In use: May 1, 1997 - May 14, 1999


Experimental and production use


Peak teraflops: 0.05


Processors: 64


Clock speed: 0.18GHz


Memory (terabytes): 0.01TB


Electrical power consumption: 25.00 kW

NCAR acquired Sioux, a 64-processor Hewlett-Packard Exemplar SPP2000, in the summer of 1997 as part of a joint research and development project with Hewlett-Packard's Convex Division. The project was part of NCAR's effort to stay abreast of new computing architectures, toward which end NCAR has worked with a variety of other vendors.

NCAR procured the system using High-Performance Computing and Communications funds to study the performance of algorithms used in atmosphere/ocean/ice simulations on cache-coherent, distributed shared-memory (DSM) machines. Also studied was the effort required to port existing vector multiprocessor codes to DSM systems.

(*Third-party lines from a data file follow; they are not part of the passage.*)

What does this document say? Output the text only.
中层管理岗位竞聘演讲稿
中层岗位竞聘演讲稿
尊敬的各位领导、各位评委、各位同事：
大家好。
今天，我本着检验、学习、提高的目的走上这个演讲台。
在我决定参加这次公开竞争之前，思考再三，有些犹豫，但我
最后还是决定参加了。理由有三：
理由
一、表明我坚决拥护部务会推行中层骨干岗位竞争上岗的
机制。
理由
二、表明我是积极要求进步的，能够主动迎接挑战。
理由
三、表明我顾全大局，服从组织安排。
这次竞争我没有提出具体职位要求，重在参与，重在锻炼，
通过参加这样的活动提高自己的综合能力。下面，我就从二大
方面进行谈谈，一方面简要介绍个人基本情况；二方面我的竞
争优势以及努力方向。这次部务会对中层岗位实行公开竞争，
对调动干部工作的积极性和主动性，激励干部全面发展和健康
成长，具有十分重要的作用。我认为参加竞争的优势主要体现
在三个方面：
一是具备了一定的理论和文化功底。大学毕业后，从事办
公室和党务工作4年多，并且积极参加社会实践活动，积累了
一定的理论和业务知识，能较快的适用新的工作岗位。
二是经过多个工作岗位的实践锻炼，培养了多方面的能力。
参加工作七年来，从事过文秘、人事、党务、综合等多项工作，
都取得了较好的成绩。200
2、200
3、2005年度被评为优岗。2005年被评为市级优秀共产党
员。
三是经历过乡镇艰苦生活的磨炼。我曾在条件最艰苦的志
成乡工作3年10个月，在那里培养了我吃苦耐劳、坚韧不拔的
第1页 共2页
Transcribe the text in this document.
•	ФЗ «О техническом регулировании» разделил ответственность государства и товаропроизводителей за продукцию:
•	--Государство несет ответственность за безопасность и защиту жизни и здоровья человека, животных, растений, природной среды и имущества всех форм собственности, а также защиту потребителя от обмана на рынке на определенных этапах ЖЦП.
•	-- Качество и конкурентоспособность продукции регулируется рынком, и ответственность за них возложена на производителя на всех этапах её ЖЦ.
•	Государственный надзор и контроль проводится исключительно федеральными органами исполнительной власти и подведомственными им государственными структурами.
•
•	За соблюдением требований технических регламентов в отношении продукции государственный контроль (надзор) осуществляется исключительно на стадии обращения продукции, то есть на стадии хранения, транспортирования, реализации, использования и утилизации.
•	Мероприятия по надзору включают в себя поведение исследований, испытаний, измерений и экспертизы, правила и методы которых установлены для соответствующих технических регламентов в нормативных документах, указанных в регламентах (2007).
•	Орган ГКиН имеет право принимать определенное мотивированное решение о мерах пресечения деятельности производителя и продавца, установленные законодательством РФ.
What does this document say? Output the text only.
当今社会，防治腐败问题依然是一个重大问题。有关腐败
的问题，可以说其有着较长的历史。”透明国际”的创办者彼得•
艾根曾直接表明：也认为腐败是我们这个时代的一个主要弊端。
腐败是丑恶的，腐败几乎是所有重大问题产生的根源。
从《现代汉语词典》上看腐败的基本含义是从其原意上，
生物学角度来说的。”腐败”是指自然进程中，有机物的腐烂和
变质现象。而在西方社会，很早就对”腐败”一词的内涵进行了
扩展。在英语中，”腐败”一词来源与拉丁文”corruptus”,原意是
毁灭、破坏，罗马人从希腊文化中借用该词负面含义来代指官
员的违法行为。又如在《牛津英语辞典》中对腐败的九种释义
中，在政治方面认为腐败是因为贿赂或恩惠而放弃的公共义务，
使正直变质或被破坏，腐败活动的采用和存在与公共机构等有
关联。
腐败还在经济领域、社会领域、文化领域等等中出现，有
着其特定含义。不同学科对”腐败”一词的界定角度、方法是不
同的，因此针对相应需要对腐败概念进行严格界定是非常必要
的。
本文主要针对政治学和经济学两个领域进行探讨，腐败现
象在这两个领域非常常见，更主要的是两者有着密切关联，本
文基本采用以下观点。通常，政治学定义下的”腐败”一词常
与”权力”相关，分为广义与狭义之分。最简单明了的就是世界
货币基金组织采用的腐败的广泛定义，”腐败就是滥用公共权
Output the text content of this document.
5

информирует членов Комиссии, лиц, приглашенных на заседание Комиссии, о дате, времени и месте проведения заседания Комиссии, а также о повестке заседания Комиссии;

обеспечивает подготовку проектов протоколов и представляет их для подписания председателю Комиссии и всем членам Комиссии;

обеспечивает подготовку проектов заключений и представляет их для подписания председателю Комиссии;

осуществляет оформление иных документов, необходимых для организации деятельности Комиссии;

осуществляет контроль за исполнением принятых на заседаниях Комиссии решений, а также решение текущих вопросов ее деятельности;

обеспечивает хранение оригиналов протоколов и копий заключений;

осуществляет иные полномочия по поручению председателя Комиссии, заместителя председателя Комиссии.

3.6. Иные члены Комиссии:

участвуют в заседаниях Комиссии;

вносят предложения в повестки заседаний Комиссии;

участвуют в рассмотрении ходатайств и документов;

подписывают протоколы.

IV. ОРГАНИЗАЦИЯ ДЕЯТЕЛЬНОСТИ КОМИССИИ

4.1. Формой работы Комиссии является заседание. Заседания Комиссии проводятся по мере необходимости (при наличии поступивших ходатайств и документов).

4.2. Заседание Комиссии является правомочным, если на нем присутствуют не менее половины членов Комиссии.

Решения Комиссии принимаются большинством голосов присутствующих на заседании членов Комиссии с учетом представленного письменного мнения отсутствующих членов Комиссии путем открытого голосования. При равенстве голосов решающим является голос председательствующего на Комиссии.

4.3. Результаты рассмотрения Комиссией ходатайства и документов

This research was important because of the possibility that DSM architectures would be the only type available for future U.S. supercomputing. Models being run at NCAR and other U.S. centers would have to be constructed to efficiently execute on these new architectures.

Sioux had 64 processors, 4 hypernodes, 8 gigabytes of memory, 270 gigabytes of disk, a clock rate of 180 MHz, and HIPPI connectivity to the Mass Storage System. It ran the SPP-UX operating system and supported Fortran 77, Fortran 90, C, and C++ compilers. It offered mathematical and statistical software as well as directive-based shared memory parallelism, message passing, and explicit thread-based parallelism.

The system was decommissioned on May 14, 1999.